The month of December, for most people, means the end of the calendar year, the start of shorter days and colder nights, and perhaps most importantly, Christmas. Even for people like me who don't celebrate Christmas, it's impossible to live in the Western world and miss the glittering lights, festive trees, and Santa Clauses rounding every corner of the city. Still, we know that other important things happen around the world during this time. From UFO sightings and lunar orbits to historic moments of wartime, the "most wonderful time of the year" has seen it all. Get the facts on 10 famous (and sometimes weird) historical events that fell on Christmas Eve.
On Dec. 24, 1814, the United States and Great Britain sat down to sign the treaty which would end the War of 1812 in a draw, restoring relations between the two countries. However, due to the lack of telecommunication at that time, it took weeks for news of the negotiations to reach the U.S., and the treaty itself didn't come into effect until February, when the U.S. Senate ratified it.
Approximately two-thirds of the Library of Congress' 55,000 volumes were burned in a fire that ravaged the library in Washington, D.C. Most of Thomas Jefferson's personal library, sold to the institution in 1815, was included in the loss.
A group of Confederate veterans got together in Pulaski, Tennesse, to form a secret society: the Ku Klux Klan. The organization quickly went from being a secret social fraternity to a paramilitary group, with the goal of reversing the federal government's progressive policies — especially those that increased the rights of the African-American population.
In a surprising manifestation of the Christmas spirit, scores of German, British, and French troops laid down their arms and initiated a holiday ceasefire on the western front. The soldiers shared cigarettes and whiskey, and some even exchanged presents with men they had been at war with just hours earlier.
After World War II and Italy's defeat, the question of what to do with Libya — which fell to the Italians in 1911 — arose. The British thought about dividing the country into three spheres of influence, each controlled by the British, the Italians, and the French. Arab nationalists objected, however, and the UN instead decided to create an independent state of Libya.

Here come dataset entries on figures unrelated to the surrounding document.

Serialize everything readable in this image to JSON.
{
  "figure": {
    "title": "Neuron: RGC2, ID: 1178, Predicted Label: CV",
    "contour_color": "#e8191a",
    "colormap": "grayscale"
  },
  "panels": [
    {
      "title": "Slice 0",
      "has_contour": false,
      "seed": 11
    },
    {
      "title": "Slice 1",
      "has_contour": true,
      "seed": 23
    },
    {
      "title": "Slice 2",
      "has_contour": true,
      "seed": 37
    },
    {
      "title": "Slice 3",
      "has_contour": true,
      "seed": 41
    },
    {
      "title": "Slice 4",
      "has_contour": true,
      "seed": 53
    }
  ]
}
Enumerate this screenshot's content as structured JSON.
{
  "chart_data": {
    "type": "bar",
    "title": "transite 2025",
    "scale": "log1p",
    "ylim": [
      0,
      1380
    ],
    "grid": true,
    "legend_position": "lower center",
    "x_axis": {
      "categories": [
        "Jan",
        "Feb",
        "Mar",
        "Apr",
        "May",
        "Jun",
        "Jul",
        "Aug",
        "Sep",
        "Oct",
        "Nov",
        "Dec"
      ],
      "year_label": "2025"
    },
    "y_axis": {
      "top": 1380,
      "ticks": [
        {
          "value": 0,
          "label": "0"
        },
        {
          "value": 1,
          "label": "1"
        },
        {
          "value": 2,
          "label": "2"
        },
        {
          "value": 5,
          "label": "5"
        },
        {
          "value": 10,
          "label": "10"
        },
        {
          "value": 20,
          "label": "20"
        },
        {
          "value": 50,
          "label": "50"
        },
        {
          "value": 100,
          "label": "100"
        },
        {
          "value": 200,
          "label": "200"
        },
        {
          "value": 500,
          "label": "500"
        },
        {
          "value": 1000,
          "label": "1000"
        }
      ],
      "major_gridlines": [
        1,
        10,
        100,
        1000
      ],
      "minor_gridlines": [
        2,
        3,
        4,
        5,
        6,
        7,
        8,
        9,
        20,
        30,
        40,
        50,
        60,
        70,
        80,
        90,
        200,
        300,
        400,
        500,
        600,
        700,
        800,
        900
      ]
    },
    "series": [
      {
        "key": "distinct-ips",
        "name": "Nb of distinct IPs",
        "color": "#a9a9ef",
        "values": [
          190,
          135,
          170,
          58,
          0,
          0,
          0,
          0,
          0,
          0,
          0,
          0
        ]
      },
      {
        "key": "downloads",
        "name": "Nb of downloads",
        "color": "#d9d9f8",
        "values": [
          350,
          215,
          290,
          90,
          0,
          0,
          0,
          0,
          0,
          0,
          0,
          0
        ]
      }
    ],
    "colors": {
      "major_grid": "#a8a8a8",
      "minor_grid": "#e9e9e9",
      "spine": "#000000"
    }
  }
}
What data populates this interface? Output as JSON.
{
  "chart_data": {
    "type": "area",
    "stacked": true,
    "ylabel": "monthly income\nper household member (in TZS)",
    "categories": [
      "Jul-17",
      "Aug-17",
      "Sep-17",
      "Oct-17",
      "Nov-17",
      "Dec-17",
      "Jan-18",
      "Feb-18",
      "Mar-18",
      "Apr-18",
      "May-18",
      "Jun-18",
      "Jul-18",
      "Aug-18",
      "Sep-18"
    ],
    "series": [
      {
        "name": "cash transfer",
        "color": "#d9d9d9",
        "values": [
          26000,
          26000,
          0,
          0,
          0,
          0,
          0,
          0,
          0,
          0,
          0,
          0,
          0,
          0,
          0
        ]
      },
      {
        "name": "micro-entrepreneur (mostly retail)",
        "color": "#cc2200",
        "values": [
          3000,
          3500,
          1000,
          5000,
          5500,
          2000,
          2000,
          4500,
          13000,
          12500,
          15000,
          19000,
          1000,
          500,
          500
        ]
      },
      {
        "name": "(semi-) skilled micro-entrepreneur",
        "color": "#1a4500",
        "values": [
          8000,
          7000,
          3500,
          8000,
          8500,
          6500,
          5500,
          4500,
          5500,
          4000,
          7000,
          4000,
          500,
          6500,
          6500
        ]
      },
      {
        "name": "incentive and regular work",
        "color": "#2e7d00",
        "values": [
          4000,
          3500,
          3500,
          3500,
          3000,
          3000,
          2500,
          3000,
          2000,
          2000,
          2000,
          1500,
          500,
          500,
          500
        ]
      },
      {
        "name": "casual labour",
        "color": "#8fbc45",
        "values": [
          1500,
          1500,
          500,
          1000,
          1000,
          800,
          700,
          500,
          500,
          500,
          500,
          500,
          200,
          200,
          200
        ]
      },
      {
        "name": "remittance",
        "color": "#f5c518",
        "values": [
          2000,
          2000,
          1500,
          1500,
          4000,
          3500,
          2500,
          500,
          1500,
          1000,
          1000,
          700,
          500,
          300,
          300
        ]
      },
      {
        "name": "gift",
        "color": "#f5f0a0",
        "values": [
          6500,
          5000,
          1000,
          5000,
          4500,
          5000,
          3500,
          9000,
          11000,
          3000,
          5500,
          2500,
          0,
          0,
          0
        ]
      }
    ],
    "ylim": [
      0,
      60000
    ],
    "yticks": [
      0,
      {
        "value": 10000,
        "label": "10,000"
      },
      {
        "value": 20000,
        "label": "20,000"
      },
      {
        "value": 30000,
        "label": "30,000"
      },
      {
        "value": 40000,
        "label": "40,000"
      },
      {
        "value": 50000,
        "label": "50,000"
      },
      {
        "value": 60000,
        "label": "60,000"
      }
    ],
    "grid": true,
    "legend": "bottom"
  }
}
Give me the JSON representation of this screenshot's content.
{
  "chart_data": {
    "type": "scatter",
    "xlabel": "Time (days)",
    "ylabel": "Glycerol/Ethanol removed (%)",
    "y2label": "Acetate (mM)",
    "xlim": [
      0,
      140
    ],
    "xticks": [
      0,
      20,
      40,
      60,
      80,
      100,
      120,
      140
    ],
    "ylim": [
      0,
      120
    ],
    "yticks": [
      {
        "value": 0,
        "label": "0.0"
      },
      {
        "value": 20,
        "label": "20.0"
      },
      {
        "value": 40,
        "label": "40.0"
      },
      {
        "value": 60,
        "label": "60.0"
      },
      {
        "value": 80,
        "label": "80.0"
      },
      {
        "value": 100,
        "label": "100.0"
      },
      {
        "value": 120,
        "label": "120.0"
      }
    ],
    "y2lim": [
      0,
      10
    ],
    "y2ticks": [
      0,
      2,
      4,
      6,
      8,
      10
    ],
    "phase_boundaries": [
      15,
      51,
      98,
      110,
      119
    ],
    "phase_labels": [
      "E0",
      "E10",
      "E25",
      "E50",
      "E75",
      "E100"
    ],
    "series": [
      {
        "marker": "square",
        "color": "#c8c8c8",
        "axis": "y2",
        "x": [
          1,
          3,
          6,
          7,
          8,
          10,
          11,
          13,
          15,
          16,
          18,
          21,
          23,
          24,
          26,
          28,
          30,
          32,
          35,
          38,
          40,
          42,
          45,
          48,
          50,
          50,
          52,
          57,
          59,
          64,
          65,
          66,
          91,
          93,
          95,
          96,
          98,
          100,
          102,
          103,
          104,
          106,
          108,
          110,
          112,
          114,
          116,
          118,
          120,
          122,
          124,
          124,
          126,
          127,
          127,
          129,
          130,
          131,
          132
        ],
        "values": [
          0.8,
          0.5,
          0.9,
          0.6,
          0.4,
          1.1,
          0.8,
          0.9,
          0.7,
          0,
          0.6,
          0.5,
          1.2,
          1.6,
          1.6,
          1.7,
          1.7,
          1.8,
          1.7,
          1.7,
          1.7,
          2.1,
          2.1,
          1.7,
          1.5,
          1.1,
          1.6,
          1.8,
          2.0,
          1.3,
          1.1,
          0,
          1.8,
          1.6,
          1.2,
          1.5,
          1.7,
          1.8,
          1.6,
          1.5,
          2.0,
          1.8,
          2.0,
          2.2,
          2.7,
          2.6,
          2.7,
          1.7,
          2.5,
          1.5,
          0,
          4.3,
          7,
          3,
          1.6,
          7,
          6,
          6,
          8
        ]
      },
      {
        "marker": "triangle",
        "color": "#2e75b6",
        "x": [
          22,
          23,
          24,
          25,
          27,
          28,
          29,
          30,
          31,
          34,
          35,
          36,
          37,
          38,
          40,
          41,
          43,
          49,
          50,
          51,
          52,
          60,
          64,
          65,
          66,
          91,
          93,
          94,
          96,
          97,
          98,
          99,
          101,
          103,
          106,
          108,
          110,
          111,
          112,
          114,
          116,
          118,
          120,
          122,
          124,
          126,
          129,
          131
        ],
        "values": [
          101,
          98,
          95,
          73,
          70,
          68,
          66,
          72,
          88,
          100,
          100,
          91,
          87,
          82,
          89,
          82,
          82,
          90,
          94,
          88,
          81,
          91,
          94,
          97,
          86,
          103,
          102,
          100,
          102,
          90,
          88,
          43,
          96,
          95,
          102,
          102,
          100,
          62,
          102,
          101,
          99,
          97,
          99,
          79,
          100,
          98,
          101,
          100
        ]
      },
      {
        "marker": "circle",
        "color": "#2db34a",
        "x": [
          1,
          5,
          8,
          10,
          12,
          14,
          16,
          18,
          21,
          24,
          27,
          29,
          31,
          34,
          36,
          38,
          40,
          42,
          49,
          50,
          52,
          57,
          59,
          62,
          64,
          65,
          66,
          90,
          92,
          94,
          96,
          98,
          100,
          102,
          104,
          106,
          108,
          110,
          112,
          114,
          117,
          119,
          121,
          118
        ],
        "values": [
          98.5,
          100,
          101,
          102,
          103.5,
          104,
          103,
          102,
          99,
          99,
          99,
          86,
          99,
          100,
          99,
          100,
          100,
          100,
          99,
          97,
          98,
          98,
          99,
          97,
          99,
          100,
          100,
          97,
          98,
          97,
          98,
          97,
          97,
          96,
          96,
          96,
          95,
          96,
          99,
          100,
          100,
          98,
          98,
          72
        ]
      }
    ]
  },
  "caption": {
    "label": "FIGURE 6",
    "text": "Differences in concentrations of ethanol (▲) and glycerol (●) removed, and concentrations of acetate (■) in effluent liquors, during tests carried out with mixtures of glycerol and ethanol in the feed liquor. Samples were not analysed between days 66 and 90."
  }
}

Libya wasn't the only country to gain its independence on Christmas Eve; just a few years later, Laos gained its independence from France. In 1893, France gained control of the region, making it a French protectorate, and France granted independence to Laos during the Geneva Conference of 1954.
Astronauts Frank Borman, James A. Lovell Jr., and William A. Anders orbited the moon during the Apollo 8 mission, becoming the first humans to do so. They performed 10 orbits, and the live TV broadcast became one of the most-watched programs in history.
Although the U.S. is the most recent country to have put boots on the ground in Afghanistan, in 1979, under the pretext of upholding the Soviet-Afghan Treaty, the Soviets invaded the country. The impact of the invasion was profound, as the country subsequently became a breeding ground for terrorism.
Witnesses first reported sightings of unexplained lights and the alleged landing of an aircraft in Rendlesham Forest, Suffolk, England. According to dozens of eyewitnesses, there were a number of unexplained events that took place over the course of three days, making it the most famous UFO event in Britain.
The Senate passed a historic $871 billion health care reform bill in a 60-39, party-line vote after months of heated debate. The reform, arguably President Barack Obama’s top domestic priority, is the biggest and most dramatic of its kind and is expected to extend insurance coverage to an additional 30 million Americans.